卢少友没说话,盯著报告上那张黑白照片。照片里那截被咬断的气管,在闪光灯下泛著暗沉沉的光,断口处参差不齐,像是被什么东西生生扯断的。
“还有更邪乎的。”老韩吐了口烟,“尸体发现位置,在二环路工地东段,离那个挖出佛头的坑,不到五十米。”
卢少友抬起头。
“现场有没有血跡拖行痕跡?”
“没有。”老韩摇头,“人是在原地被咬的,没挣扎过。法医说,死前没有任何反抗跡象。”
卢少友沉默了一会儿,把报告合上,转身就往外走。
刘陌染匆匆跟上,她心知肚明,卢少友这是要去现场看看。
工地出了命案,闹的人心惶惶,偌大个工地上一片死寂,所有的器械全部停工,工人们都凑在宿舍里,避讳的对命案这事只字不提。
警员拉起了隔离带,在那个挖出佛头的坑洞处进进出出。
“卢队,现场乾乾净净,除了死者血跡啥也没有。”
“头呢?没找到?”
卢少友盯著地上那滩褐色的液体问道。
“没有。”负责勘探现场的警员摇了摇头说,“凶手行凶后把死者的头带走了。”
“也可能……”
一直没有说话的刘陌染幽幽的说道:
“也可能被吃了。
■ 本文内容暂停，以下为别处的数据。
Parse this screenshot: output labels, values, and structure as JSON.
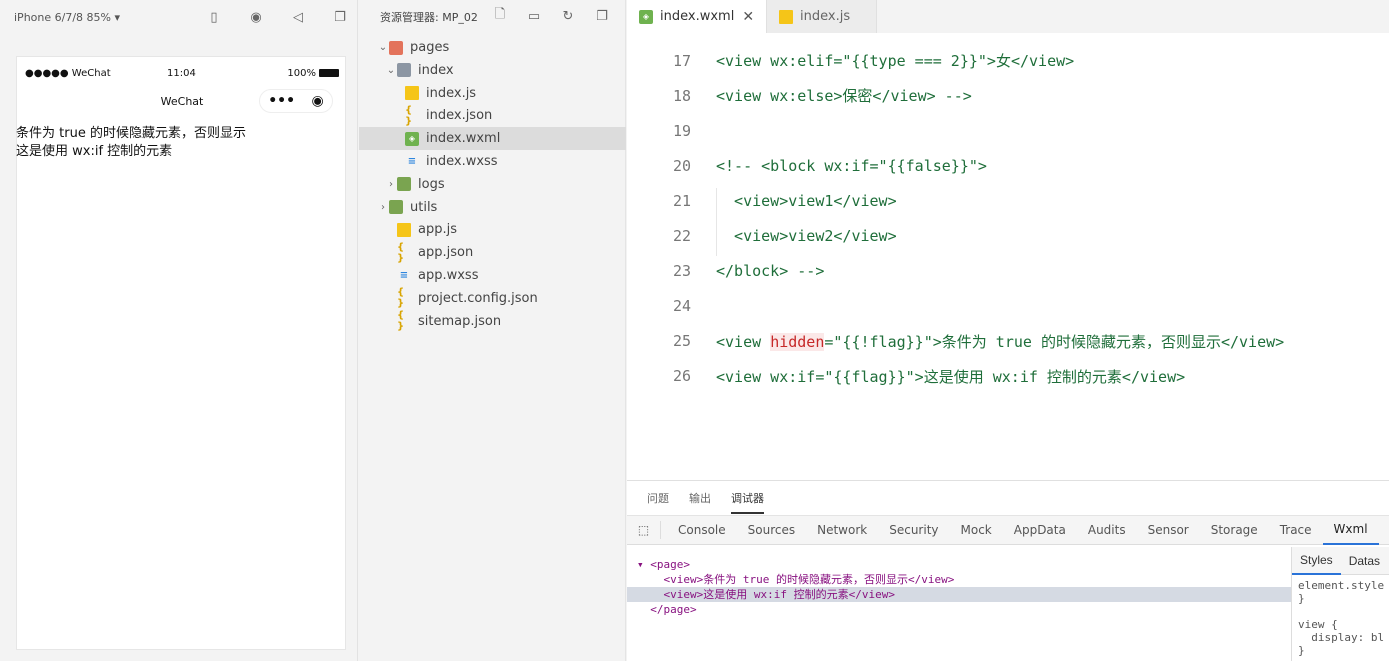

”
卢少友盯著地上那滩褐色的液体一言不发。
现场静得有些压抑。
隔离带外头,几个工人远远站著,揣著手,缩著脖子张望,谁也不知道这事接下来会怎样。
刘陌染蹲下来,用手电筒照了照那滩血跡周围。
雪地上除了警员勘察留下的脚印,乾乾净净,没有拖行痕跡,没有挣扎痕跡,甚至连多余的脚印都没有。
就像是一个人站在那儿,凭空被什么东西咬掉了头。
她站起来,往那个挖出佛头的坑走了几步。
坑底黑漆漆的,手电筒照下去,只有冻硬的土和碎石。
“师父,那天挖出佛头的时候,工地有什么异常吗?”
卢少友看了一眼旁边的工头。
工头姓马,四十来岁,脸上冻得通红,站在那儿一直搓手。
见卢少友看他,他赶紧往前凑了一步。
“异常……”马工头想了想,“也没啥异常,就……就挖出个佛头,那玩意儿挺沉,后来让车拉走了。”
“除了佛头呢?”
马工头愣了一下,忽然想起什么似的,脸色变了变。
“有……有一档子事,当时没当回事,现在想想……”
“说。”
“那天放炮之后,有个小年轻,坐三蹦子路过,突然叫住我。”马工头咽了口唾沫,“他说,让赶紧停工,换个地儿,说这地方没法施工。”
卢少友眯起眼:“什么人?”
“不认识,就一普通小伙子,瘦高的,穿个蓝棉袄,叼著烟,看著像村里出来的。”
马工头挠了挠头:
“我当时寻思这人脑子有毛病,没搭理他。”
刘陌染心里一动。
“他原话怎么说的?”
马工头使劲回忆:
“他说……他说『赶紧停工吧,换个地儿,这地方恐怕没法施工』。我问他为啥,他就指了指那个坑,说『那底下有东西』。”
“然后呢?”
“然后我没信,骂了他一句,他就走了。”马工头搓了搓手,“现在想想,他是不是……知道点啥?”
刘陌染和卢少友对视了一眼。
“那人还有什么特徵?”卢少友皱著眉头问道。
马工头想了半天,摇摇头:
“就那样,没啥特別的。
就是他说话那调调有点怪,听著不像他那个年纪该有的味儿,慢悠悠的,哎呀我也说不上来,反正……反正就不是那个味儿。”
刘陌染心里咯噔一下。
这描述,怎么有点熟呢?
月光照在工地上,照在那个黑漆漆的坑上。
刘陌染站在坑边,看著底下,忽然问了一句:
“马工头,那天那个人,后来往哪边走了?”
马工头指了指东边:“就那边,坐三蹦子走的。”
刘陌染没说话。
她想起那天在祠堂,那个声音说的最后一句话:
“这身子,借我用用。用完了还你们。”
那个声音,也是慢悠悠的,也是不像那个年纪该有的味儿。
“师父……”
刘陌染才刚开口,卢少友便直接招呼了身后的警员:
“跟工头再了解下信息,找到那个人,他可能知道点啥。”
交代完后,卢少友带著刘陌染直奔市警署,可在路上,车里的氛围却有些压抑。
卢少友一言不发,老式桑塔纳发动机噠噠噠噠声响,混著他吐出的一口一口烟雾,在车里闷成一团。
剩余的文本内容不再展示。